"Those are the Eagle Rocks," explained Marise, sitting down and
motioning them to their places. "Elly dear, don't spread it on your
bread so thick. If Mr. Bayweather were here he could probably tell you
why they are called that. I have known but I've forgotten. There's some
sort of tradition, I believe . . . no, I see you are getting ready to hear
it called the Maiden's Leap where the Indian girl leaped off to escape
an unwelcome lover. But it's not that this time: something or other
about Tories and an American spy . . . ask Mr. Bayweather."
"Heaven forfend!" exclaimed Mr. Marsh.
Marise was amused. "Oh, you've been lectured to on local history, I
see," she surmised.
"I found it very interesting," said Mr. Welles, loyally. "Though
perhaps he does try to give you a little too much at one sitting."
"Mr. Welles," said Paul, with his mouth full, "fishing season begins in
ten days."
Marise decided that she would really have to have a rest from telling
Paul not to talk with food in his mouth, and said nothing.
Mr. Welles confessed that he had never gone fishing in his life, and
asked if Paul would take him.
"Sure!" said Paul. "Mother and I go, lots."
Mr. Marsh looked at Marise inquiringly. "Yes," she said, "I'm a
confirmed fisherman. Some of the earliest and happiest recollections I
have, are of fishing these brooks when I was a little girl."
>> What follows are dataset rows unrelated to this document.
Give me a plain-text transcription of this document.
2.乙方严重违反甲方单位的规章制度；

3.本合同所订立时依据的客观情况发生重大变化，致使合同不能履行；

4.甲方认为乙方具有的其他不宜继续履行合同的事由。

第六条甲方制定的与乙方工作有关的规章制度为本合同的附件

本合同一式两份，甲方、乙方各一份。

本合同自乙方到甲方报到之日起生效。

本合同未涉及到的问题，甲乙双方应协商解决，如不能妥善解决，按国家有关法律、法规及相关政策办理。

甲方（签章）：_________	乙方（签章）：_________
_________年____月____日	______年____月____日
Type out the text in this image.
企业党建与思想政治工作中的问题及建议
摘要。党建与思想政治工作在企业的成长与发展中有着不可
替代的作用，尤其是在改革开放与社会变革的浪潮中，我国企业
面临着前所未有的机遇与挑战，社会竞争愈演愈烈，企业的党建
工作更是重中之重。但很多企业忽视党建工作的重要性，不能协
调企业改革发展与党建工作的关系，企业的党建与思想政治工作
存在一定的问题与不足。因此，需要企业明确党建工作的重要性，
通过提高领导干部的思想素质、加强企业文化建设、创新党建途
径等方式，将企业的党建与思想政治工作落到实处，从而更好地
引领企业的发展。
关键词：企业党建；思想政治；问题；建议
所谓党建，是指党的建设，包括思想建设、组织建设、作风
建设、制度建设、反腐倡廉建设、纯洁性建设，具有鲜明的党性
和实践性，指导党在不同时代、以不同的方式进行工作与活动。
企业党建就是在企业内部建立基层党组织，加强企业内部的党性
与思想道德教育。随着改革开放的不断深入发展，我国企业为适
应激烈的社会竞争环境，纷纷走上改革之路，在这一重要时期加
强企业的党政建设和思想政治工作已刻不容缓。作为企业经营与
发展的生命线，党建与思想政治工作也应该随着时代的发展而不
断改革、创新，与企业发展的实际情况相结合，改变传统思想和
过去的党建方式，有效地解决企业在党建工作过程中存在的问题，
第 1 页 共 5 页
"Here?" asked Mr. Welles. "I thought you lived in France."
"There's time in a child's life to live in various places," she
explained. "I spent part of my childhood and youth here with my dear old
cousin. The place is full of associations for me. Will you have your
spinach now, or later? It'll keep hot all right if you'd rather wait."
"What is this delicious dish?" asked Mr. Marsh. "It tastes like a man's
version of creamed chicken, which is always a little too lady-like for
me."
"It's a blanquette de veau, and you may be sure I learned to make it
in one of the French incarnations, not a Vermont one."
Paul stirred and asked, "Mother, where is Mark? He'll be late for
school, if he doesn't hurry."
"That's so," she said, and reflected how often one used that phrase in
response to one of Paul's solid and unanswerable statements.
Mark appeared just then and she began to laugh helplessly. His hands
were wetly, pinkly, unnaturally clean, but his round, rosy, sunny little
face was appallingly streaked and black.